Selon Seneplus, la structure a déjà formé 500 jeunes, installés à Dakar, Ziguinchor, Tambacounda et Matam. Certains ont ouvert leurs propres ateliers et emploient d’autres jeunes. Leader Technology vise désormais la création d’un centre de formation technologique d’envergure, puis d’une véritable chaîne de recyclage – un projet pour lequel elle sollicite l’appui de l’État. « Nous recevons des demandes de Thiès, Touba, Tivaouane.

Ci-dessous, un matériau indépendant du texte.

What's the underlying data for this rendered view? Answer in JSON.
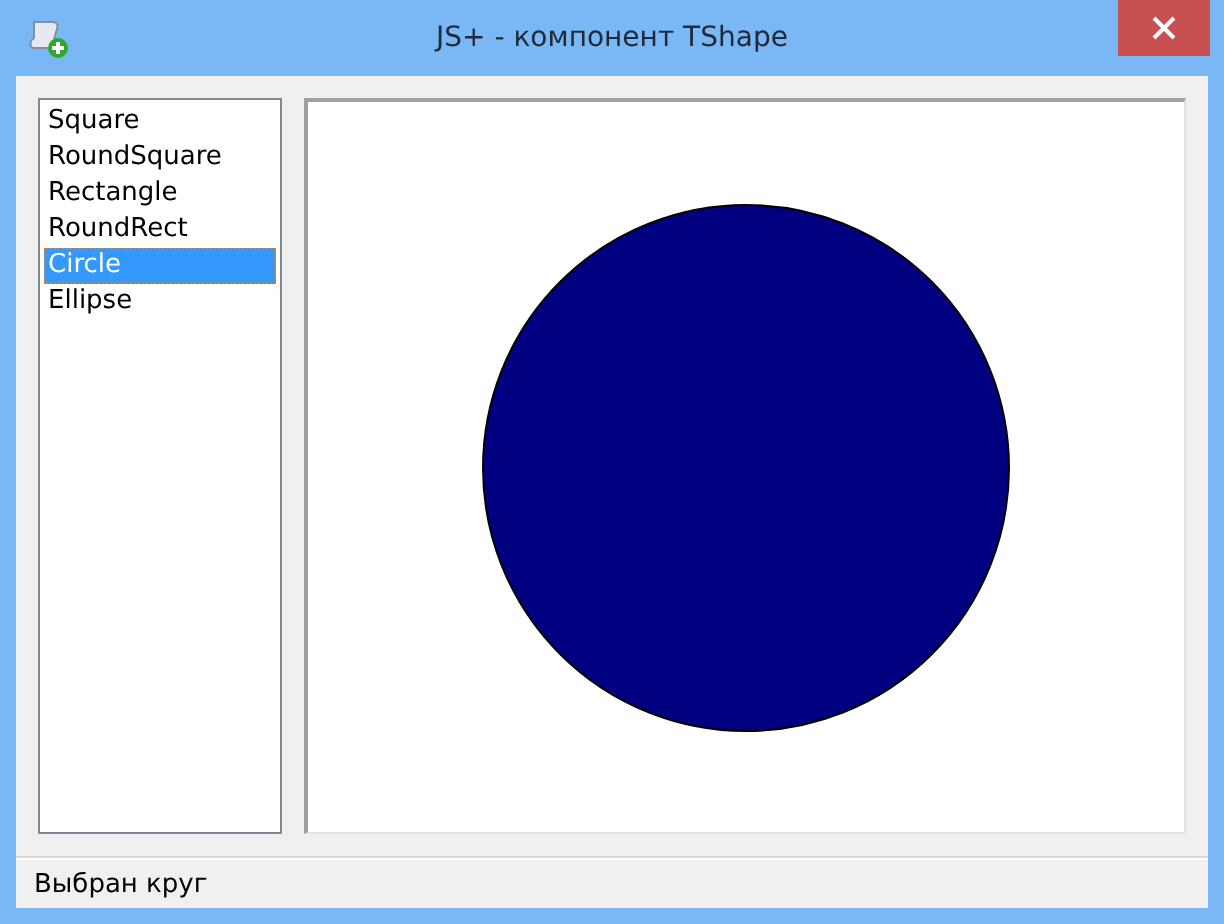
{
  "window": {
    "title": "JS+ - компонент TShape"
  },
  "shape_list": {
    "items": [
      {
        "label": "Square",
        "selected": false
      },
      {
        "label": "RoundSquare",
        "selected": false
      },
      {
        "label": "Rectangle",
        "selected": false
      },
      {
        "label": "RoundRect",
        "selected": false
      },
      {
        "label": "Circle",
        "selected": true
      },
      {
        "label": "Ellipse",
        "selected": false
      }
    ]
  },
  "canvas": {
    "shape": {
      "kind": "circle"
    }
  },
  "status_bar": {
    "text": "Выбран круг"
  }
}
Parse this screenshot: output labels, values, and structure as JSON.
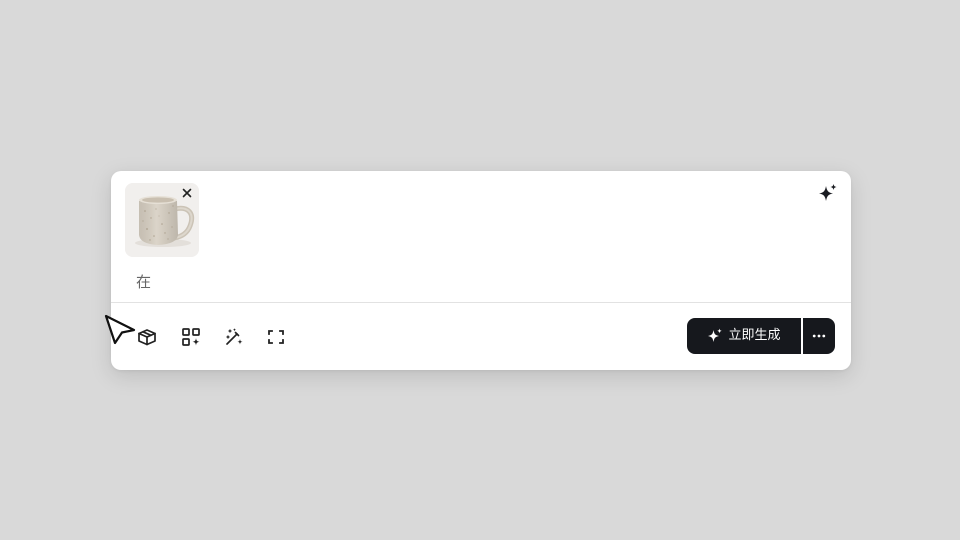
{
  "composer": {
    "attachment": {
      "name": "mug-image",
      "remove_icon": "close-icon"
    },
    "prompt_text": "在",
    "toolbar_icons": [
      "box-icon",
      "apps-add-icon",
      "magic-wand-icon",
      "expand-icon"
    ],
    "generate_label": "立即生成",
    "generate_icon": "sparkle-icon",
    "more_icon": "ellipsis-icon",
    "top_icon": "sparkle-icon"
  },
  "colors": {
    "background": "#d9d9d9",
    "card": "#ffffff",
    "button": "#16181d",
    "text_muted": "#666666"
  }
}
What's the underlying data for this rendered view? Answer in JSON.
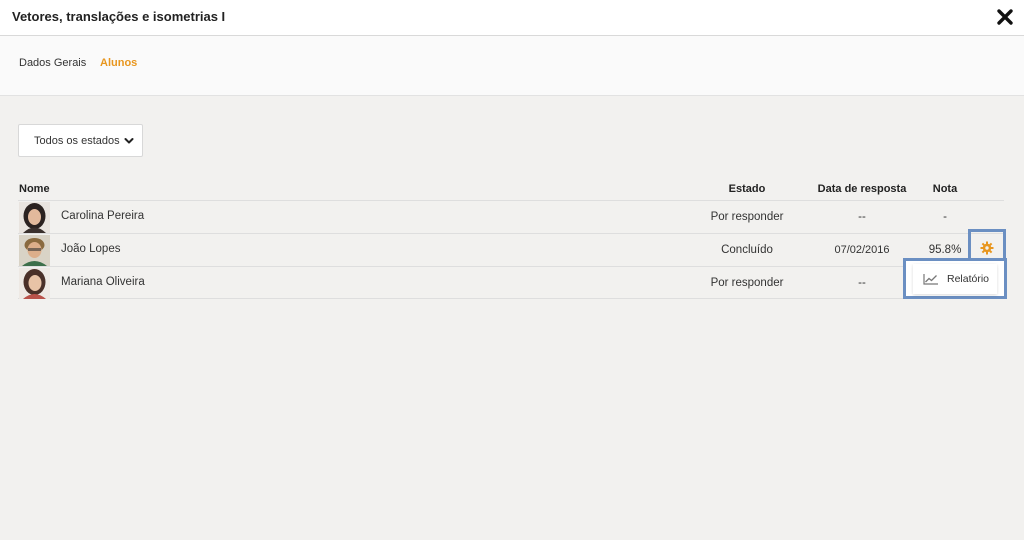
{
  "window": {
    "title": "Vetores, translações e isometrias I"
  },
  "tabs": [
    {
      "label": "Dados Gerais",
      "active": false
    },
    {
      "label": "Alunos",
      "active": true
    }
  ],
  "filter": {
    "selected": "Todos os estados"
  },
  "table": {
    "headers": {
      "name": "Nome",
      "state": "Estado",
      "date": "Data de resposta",
      "grade": "Nota"
    },
    "rows": [
      {
        "name": "Carolina Pereira",
        "state": "Por responder",
        "date": "--",
        "grade": "-"
      },
      {
        "name": "João Lopes",
        "state": "Concluído",
        "date": "07/02/2016",
        "grade": "95.8%"
      },
      {
        "name": "Mariana Oliveira",
        "state": "Por responder",
        "date": "--",
        "grade": ""
      }
    ]
  },
  "context_menu": {
    "items": [
      {
        "label": "Relatório",
        "icon": "chart-line-icon"
      }
    ]
  },
  "colors": {
    "accent": "#e8961e",
    "highlight": "#6b8fc2",
    "background": "#f2f1ef"
  }
}
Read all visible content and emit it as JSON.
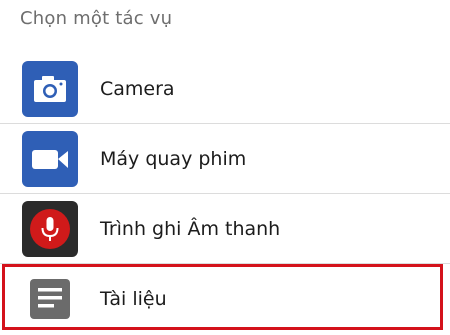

Notre prochaine implantation se fera à Touba », annonce M. Dominique.
Cette dynamique s’inscrit dans un contexte où le Sénégal cherche à structurer la gestion des déchets. En juillet 2026, Senego rapportait que le PROMOGED prévoit une étude d’impact pour un centre intégré de valorisation des déchets à Thiénaba. Leader Technology, de son côté, entend impliquer jusqu’aux jeunes des écoles coraniques, déjà capables de réparer un smartphone après la formation.
L’entreprise compte ainsi répondre à la demande croissante de techniciens spécialisés, alors que la transition numérique rend certains métiers traditionnels obsolètes. L’objectif à terme : monter une chaîne de montage locale pour réduire la dépendance aux importations.